La députée libérale du Parlement européen Róża Thun, qui a voté en faveur du texte en février, a exhorté le gouvernement polonais à adopter les « sages opinions » de la ministre du Climat et de l’Environnement. Elle a appelé à des « discussions sérieuses » pour sauver la loi, citant son importance critique pour le climat et la biodiversité pour les générations futures.

Helsinki rejette les ouvertures de la présidence belge

Le gouvernement finlandais a également confirmé son opposition à la loi sur la restauration de la nature. Selon des rapports locaux, cette décision a été prise malgré les efforts de la présidence belge pour convaincre Helsinki de soutenir le texte.

Le passage de la Pologne et de la Finlande de l’abstention à l’opposition au texte est purement symbolique, car seuls les votes de soutien comptent pour l’adoption des lois européennes.

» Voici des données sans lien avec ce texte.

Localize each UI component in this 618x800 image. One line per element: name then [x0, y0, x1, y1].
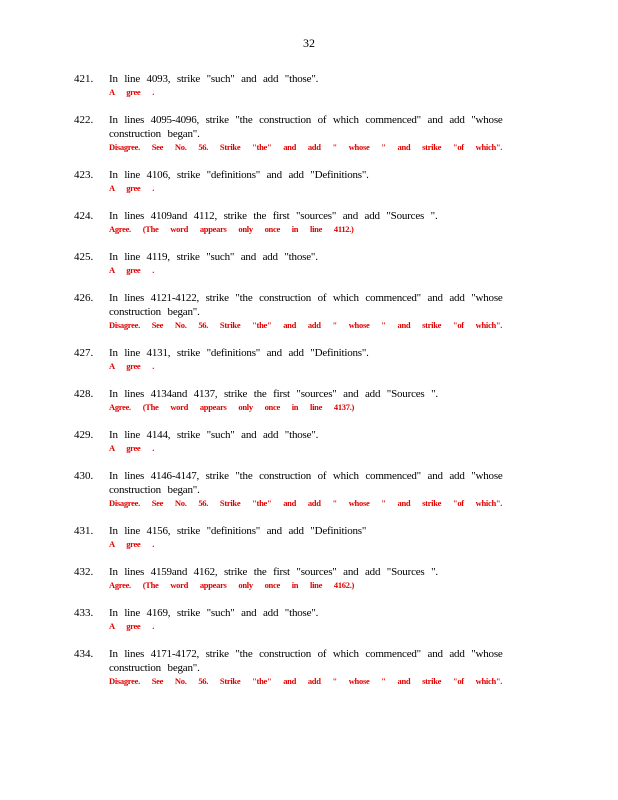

Toutefois, cela indique clairement que les deux pays n’aideront pas la présidence belge à dégager un consensus sur le dossier.

Les autres États membres qui s’opposent ou s’abstiennent ont réaffirmé leur position lors de la réunion des ministres de l’Environnement du 25 mars.

Le Premier ministre belge s’oppose personnellement à la loi

La présidence belge est confrontée à d’autres défis.

Le Premier ministre belge Alexander De Croo a exprimé une nouvelle fois publiquement son opposition à la loi au cours du week-end de Pâques.

Bien que la présidence ait souligné que les opinions personnelles du Premier ministre étaient distinctes de la position officielle de la Belgique, ces déclarations ne l’aideront pas à convaincre les États membres qui hésitent à soutenir le texte.

Une perte de vitesse

Plusieurs responsables nationaux contactés par Euractiv ont indiqué qu’aucun progrès n’avait été réalisé depuis la réunion des ministres de l’Environnement du 25 mars et qu’il était difficile de savoir quelles seraient les prochaines étapes.

Certains ont évoqué la perspective d’une reprise des travaux après les élections du Parlement européen en juin. Cependant, ces élections devraient favoriser les partis de centre droit, qui sont plus hostiles aux politiques de protection de la biodiversité.